How To Bet Exotics At the Dog Track

Do you bet trifectas? Superfectas? Pick-fours, pick-sixes and twin trifectas? How often do you bet them and how often have you hit one? Do you think you’re ahead or behind on betting exotics?

It’s good handicapping practice to keep track of how much you win and lose. It’s even more important to write down WHAT you win and lose on. If you’re not keeping track of which bets you make and how they pay off – or don’t pay off – you’re missing a big part of what it takes to be a successful handicapper.

It’s really easy to get sidetracked by these super exotic bets that have payoffs in the thousands. I’m not saying you should never play them, but it’s easy to overextend yourself if you’re not careful, when you start betting on exotics that have much higher odds of coming in.

There’s a reason twin tri’s pay so much more than regular trifectas. It’s much harder to handicap two trifectas than it is to pick three dogs who will win, place and show in one race. It’s also much more expensive to bet wheels, keys and boxes in exotics, but almost impossible to win with straight bets.

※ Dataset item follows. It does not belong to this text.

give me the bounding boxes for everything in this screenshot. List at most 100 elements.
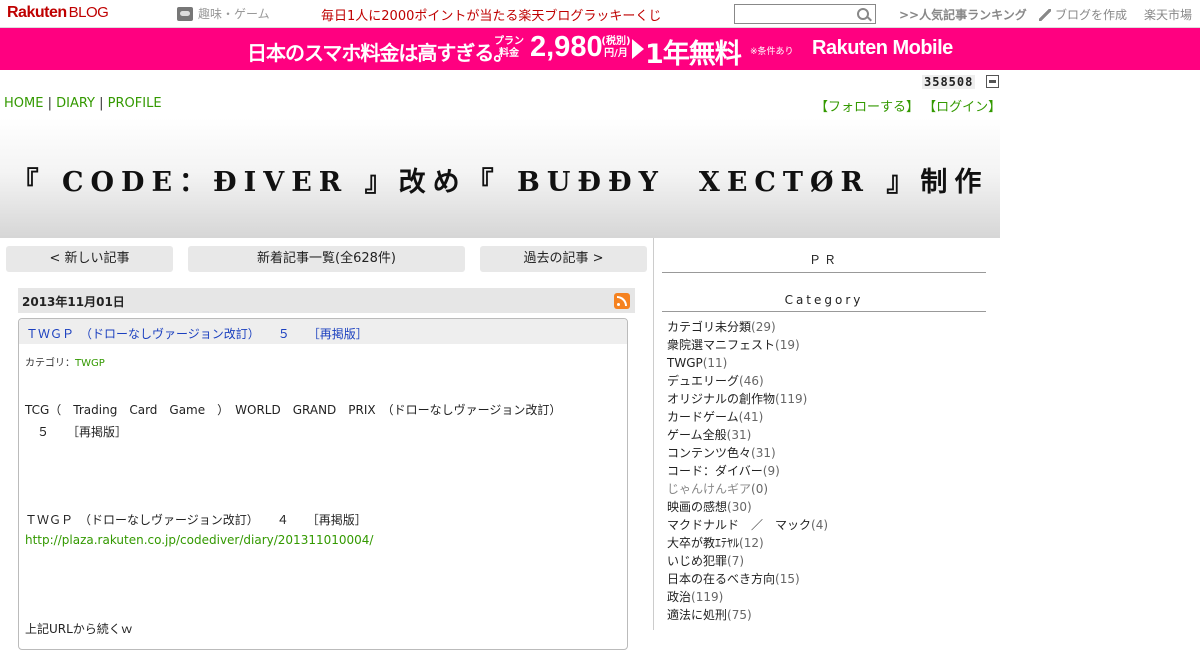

Sometimes, people who don’t intend to bet anything but quinielas or trifectas find themselves thinking that they might as well take a chance on a riskier exotic bet like the twin tri or double quiniela or pick-six. After all, if they win, it’ll pay for all their losses for that program and several other future programs too.

Unfortunately, after the race, the bettor realizes that it will also ADD to their losses when they don’t hit that high risk exotic bet. If you’re already down, betting on the hardest to hit exotics will quickly drain the rest of your bank account until you’re a lot farther down than you were.

And if you’re ahead, hard to hit exotics can change that in a flash with just a few bets. They’re just not a good idea, unless you’re way ahead, can control yourself enough so that you don’t bet more than you can afford to, and have a very good bet that doesn’t need wheeling, keying or boxing.